In the ensuing weeks my daily routine was almost entirely focused on the care and comforting of Marlene. I designed an excel spreadsheet to monitor her meds: morning, noon, dinner, bedtime; dexamethasone, Tylenol, hydromorphone, meds for nausea, and for constipation. I had set up a ‘ward’ in the family room so Marlene could be close to the kitchen and the downstairs toilet, and her best companion, the tv, but she preferred to be in her own bedroom. Eventually, she could no longer leave her bedroom. We set up a tv in her room as she could no longer read.
Marlene began receiving visitors. Everyone knew they were coming to say their goodbyes, but Marlene insisted they were just visiting.
“See you later,” she would say when they were leaving. She never cried, but the driveway was full of tears.
After six weeks of increasing deterioration and close monitoring by the palliative care doctor, it finally became apparent I could no longer cope on my own, even with assistance from the neighbours and our close family friend. Marlene could no longer get herself out of the bed. I struggled to get her to the bathroom, and then it became a struggle just to help her onto the commode beside her bed. Lifting her caused severe pain to her aching ribs. I tore a bicep muscle with the effort of lifting the dead weight of her. The provincial health system had proven far too slow in responding with timely home care. By the time they had sent someone to make an assessment, and the equipment or worker arrived two days later, her conditioned had worsened to the point the equipment was no longer adequate to her needs. The solution was for Marlene to be transferred to Hospice.
Marlene was eager to do this. She could see the toll her illness and disability were having on me and she thought that with transfer to a professional care environment she could be more easily lifted to toilet and be washed. And meds managed, and meals provided.
The ambulance arrived; the crew struggled to get her down the stairs in the sitting gurney, then arranged her on to a bed gurney in the hot afternoon sun in the street, the last day of July. After the ambulance drove away and I thanked all the neighbours, I sat on the stairs facing the front door, and sobbed. I wondered what thoughts had gone through Marlene’s mind as she left the house, never to return. She showed no sign of saying goodbye, or even looking back. For her, perhaps, it was about moving on to the next step. I knew I was crying for both of us.
When I was admitted to her room in Hospice, Marlene turned to me and said, “I’ve made a big mistake. They won’t assist me out of this bed as I thought, and I can’t go to the bathroom. Doug, you have to take me home.”
I knew that was no longer possible. I held her hand and soothed her, I assured her that the hospice staff would take very good care of her.
“I know this is not what we expected but it will be alright.”

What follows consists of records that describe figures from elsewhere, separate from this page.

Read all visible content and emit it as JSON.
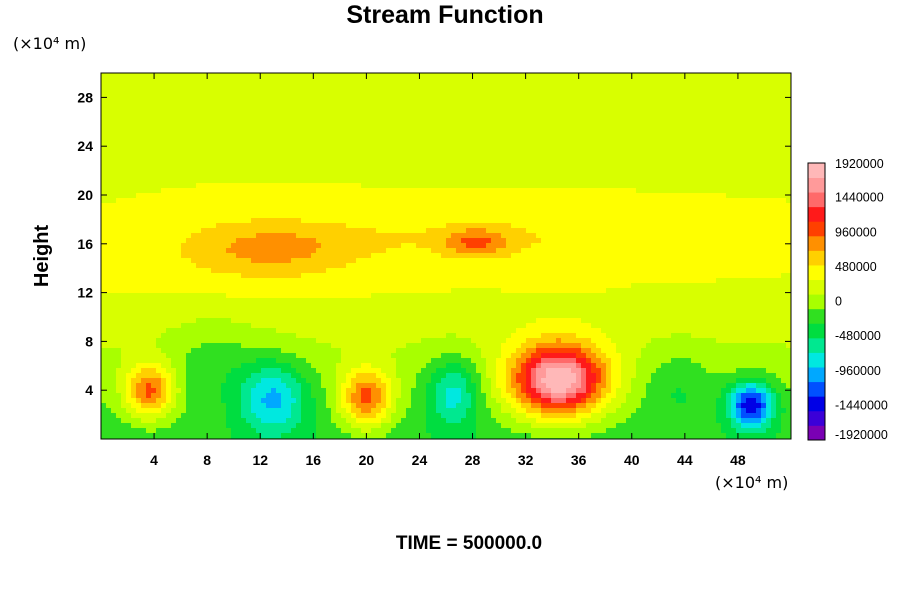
{
  "chart_data": {
    "type": "heatmap",
    "title": "Stream Function",
    "ylabel": "Height",
    "x_unit": "(×10⁴ m)",
    "y_unit": "(×10⁴ m)",
    "xlim": [
      0,
      52
    ],
    "ylim": [
      0,
      30
    ],
    "x_ticks": [
      4,
      8,
      12,
      16,
      20,
      24,
      28,
      32,
      36,
      40,
      44,
      48
    ],
    "y_ticks": [
      4,
      8,
      12,
      16,
      20,
      24,
      28
    ],
    "x_tick_labels": [
      "4",
      "8",
      "12",
      "16",
      "20",
      "24",
      "28",
      "32",
      "36",
      "40",
      "44",
      "48"
    ],
    "y_tick_labels": [
      "4",
      "8",
      "12",
      "16",
      "20",
      "24",
      "28"
    ],
    "colorbar": {
      "min": -1920000,
      "max": 1920000,
      "labels": [
        "1920000",
        "1440000",
        "960000",
        "480000",
        "0",
        "-480000",
        "-960000",
        "-1440000",
        "-1920000"
      ],
      "label_values": [
        1920000,
        1440000,
        960000,
        480000,
        0,
        -480000,
        -960000,
        -1440000,
        -1920000
      ],
      "colors": [
        "#7a00b4",
        "#3b00d8",
        "#0000e6",
        "#0050ff",
        "#00a8ff",
        "#00e8e0",
        "#00e890",
        "#00dd40",
        "#30e020",
        "#a8ff00",
        "#d8ff00",
        "#ffff00",
        "#ffd000",
        "#ff9000",
        "#ff4000",
        "#ff1a1a",
        "#ff6a6a",
        "#ff9a9a",
        "#ffb8b8"
      ]
    },
    "background_value": 300000,
    "features": [
      {
        "x": 3.7,
        "y": 3.9,
        "value": 1050000,
        "sx": 1.8,
        "sy": 2.2
      },
      {
        "x": 13,
        "y": 3.4,
        "value": -850000,
        "sx": 2.6,
        "sy": 3.0
      },
      {
        "x": 20,
        "y": 3.3,
        "value": 1080000,
        "sx": 1.9,
        "sy": 2.4
      },
      {
        "x": 26.5,
        "y": 3.8,
        "value": -700000,
        "sx": 2.0,
        "sy": 2.8
      },
      {
        "x": 34.5,
        "y": 4.8,
        "value": 1950000,
        "sx": 3.6,
        "sy": 3.0
      },
      {
        "x": 49,
        "y": 2.8,
        "value": -1350000,
        "sx": 1.7,
        "sy": 1.9
      },
      {
        "x": 43.5,
        "y": 4.5,
        "value": -250000,
        "sx": 2.6,
        "sy": 3.0
      },
      {
        "x": 8.5,
        "y": 6.5,
        "value": -250000,
        "sx": 3.5,
        "sy": 3.5
      },
      {
        "x": 12.5,
        "y": 15.5,
        "value": 450000,
        "sx": 7.0,
        "sy": 2.5
      },
      {
        "x": 28.3,
        "y": 16.1,
        "value": 500000,
        "sx": 2.5,
        "sy": 1.2
      },
      {
        "x": 30,
        "y": 16.5,
        "value": 200000,
        "sx": 16.0,
        "sy": 2.0
      }
    ],
    "annotation": "TIME = 500000.0"
  }
}
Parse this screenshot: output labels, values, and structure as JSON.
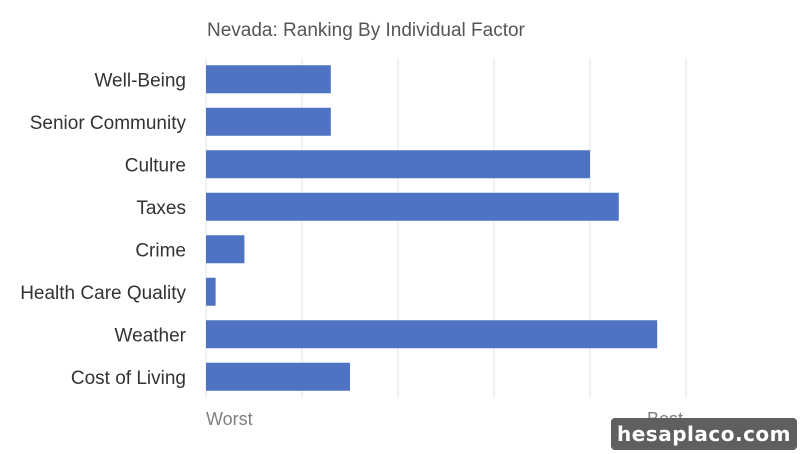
{
  "chart_data": {
    "type": "bar",
    "orientation": "horizontal",
    "title": "Nevada: Ranking By Individual Factor",
    "categories": [
      "Well-Being",
      "Senior Community",
      "Culture",
      "Taxes",
      "Crime",
      "Health Care Quality",
      "Weather",
      "Cost of Living"
    ],
    "values": [
      13,
      13,
      40,
      43,
      4,
      1,
      47,
      15
    ],
    "xlim": [
      0,
      50
    ],
    "x_tick_labels": [
      "Worst",
      "Best"
    ],
    "grid": true,
    "bar_color": "#4e73c2"
  },
  "watermark": "hesaplaco.com"
}
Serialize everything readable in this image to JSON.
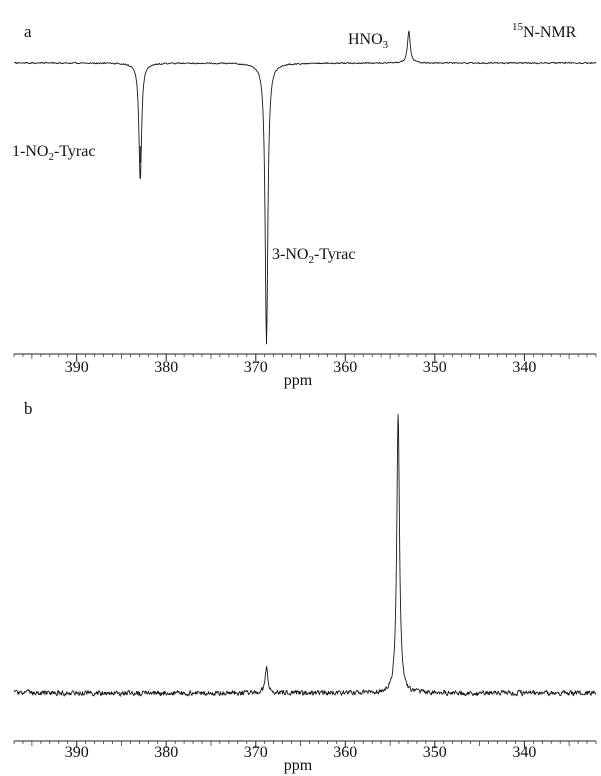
{
  "figure_label": "15N-NMR",
  "figure_label_parts": {
    "sup": "15",
    "main": "N-NMR"
  },
  "chart_data": [
    {
      "panel": "a",
      "type": "line",
      "xlabel": "ppm",
      "ylabel": "",
      "xlim": [
        397,
        332
      ],
      "x_reversed": true,
      "x_ticks": [
        390,
        380,
        370,
        360,
        350,
        340
      ],
      "grid": false,
      "baseline_noise": "low",
      "peaks": [
        {
          "x": 382.9,
          "height": -0.42,
          "label": "1-NO2-Tyrac"
        },
        {
          "x": 368.8,
          "height": -1.0,
          "label": "3-NO2-Tyrac"
        },
        {
          "x": 352.9,
          "height": 0.13,
          "label": "HNO3"
        }
      ],
      "annotations": [
        {
          "name": "label-1-no2-tyrac",
          "parts": [
            "1-NO",
            "2",
            "-Tyrac"
          ],
          "x": 382.9
        },
        {
          "name": "label-3-no2-tyrac",
          "parts": [
            "3-NO",
            "2",
            "-Tyrac"
          ],
          "x": 368.8
        },
        {
          "name": "label-hno3",
          "parts": [
            "HNO",
            "3",
            ""
          ],
          "x": 352.9
        }
      ]
    },
    {
      "panel": "b",
      "type": "line",
      "xlabel": "ppm",
      "ylabel": "",
      "xlim": [
        397,
        332
      ],
      "x_reversed": true,
      "x_ticks": [
        390,
        380,
        370,
        360,
        350,
        340
      ],
      "grid": false,
      "baseline_noise": "high",
      "peaks": [
        {
          "x": 368.8,
          "height": 0.09
        },
        {
          "x": 354.1,
          "height": 1.0
        }
      ],
      "annotations": []
    }
  ]
}
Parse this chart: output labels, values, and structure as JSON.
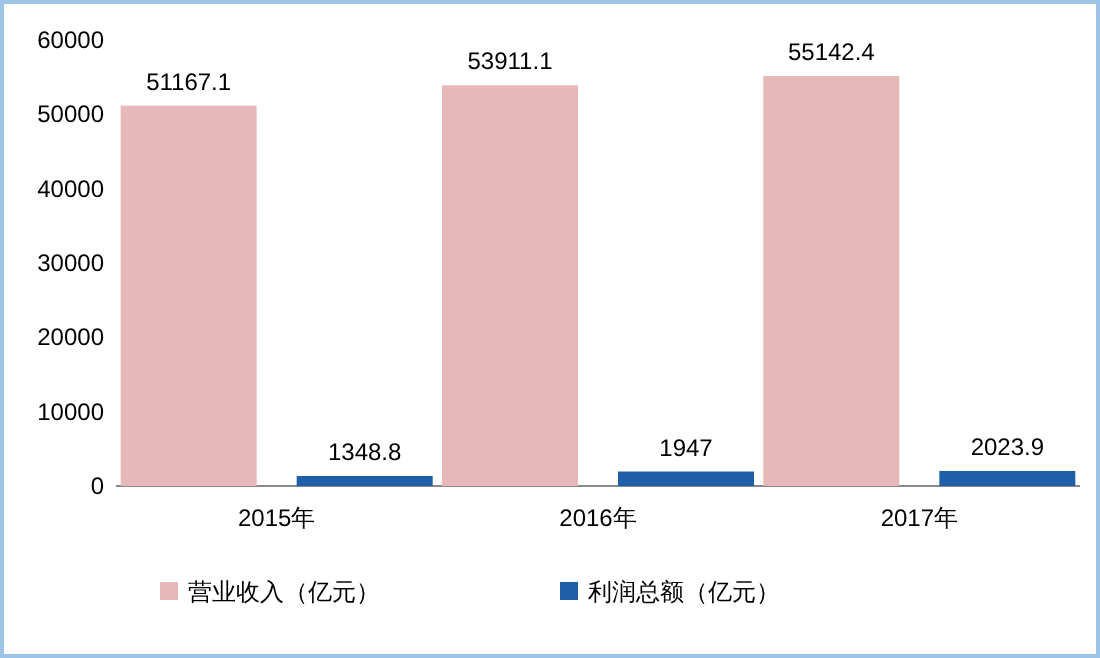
{
  "chart_data": {
    "type": "bar",
    "categories": [
      "2015年",
      "2016年",
      "2017年"
    ],
    "series": [
      {
        "name": "营业收入（亿元）",
        "color": "#e6b9b8",
        "values": [
          51167.1,
          53911.1,
          55142.4
        ]
      },
      {
        "name": "利润总额（亿元）",
        "color": "#1f5fa8",
        "values": [
          1348.8,
          1947,
          2023.9
        ]
      }
    ],
    "ylim": [
      0,
      60000
    ],
    "yticks": [
      0,
      10000,
      20000,
      30000,
      40000,
      50000,
      60000
    ],
    "data_labels": true,
    "legend": "bottom"
  }
}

Marlene was not consoled. She was a lady who always held her own privacy and toilet as paramount. She was a nurse, and clearly understood that while seriously ill patients may get the professional medical care they need they also surrender their dignity, and this was not her wish.
I visited with Marlene every day in hospice. Often I brought Hallelujah with me, mostly as company for me and the staff. We only lived 12 minutes from the west-end hospice and so we could go back and forth, often three times a day. It occurred to me that if Halle were a younger dog she and I could have a career as a therapy dog team.
During her illness Marlene and I had often talked of assisted suicide; her preference was the unreasonable Thelma and Louise strategy. I had postulated carbon monoxide poisoning, sitting in the car in a closed garage with the engine running, together. Assisted death legislation had recently passed but Marlene was no longer competent to meet the requirements of the law. The irony was not lost on me. By the time she was ready to go – a woman who had lived life one day at a time – she had put off the fatal decision to the point she could no longer have her wishes met. I considered the carbon monoxide strategy again but by then she was in too much pain for me to carry her to the car in the garage.
There was a second irony. The hospice movement promote their service as dying naturally. Marlene, as did I, and likely most people, interpreted this phrase as dying with dignity. While the hospice protocol was to provide exceptional personal care – and the staff were wonderful – dying naturally meant exactly that, the body would deteriorate of its own schedule unto death. She got excellent care – changing bedding and bedclothes, and changing diapers and urine bag, washing and turning the patient, bathing her lips and mouth with Biotène to assist against dry mouth, and administering her pain and other meds – but no other intervention. At one point I asked if they were going to insert an intravenous tube for hydration.
“No, we don’t do that here, that is not dying naturally, and really, it only prolongs suffering for a few more weeks.”
I could see the logic of this, but it nevertheless seemed cruel.
I was reminded of conversations I had had with Marlene three years earlier when our journey with cancer first began. She had told me that she didn’t want me there when she died. I had been very upset at this, to which Marlene reminded me, dying was not pretty; it would be a very distressing experience for me and she didn’t want me to have to go through that.
I had asked the Hospice staff when Marlene was admitted how long they expected her to be in their care. Of course no-one could say but one of the wonderful nurses said typically it was two weeks.
Marlene died 2 ½ weeks after she arrived. I wasn’t with her for her last breath.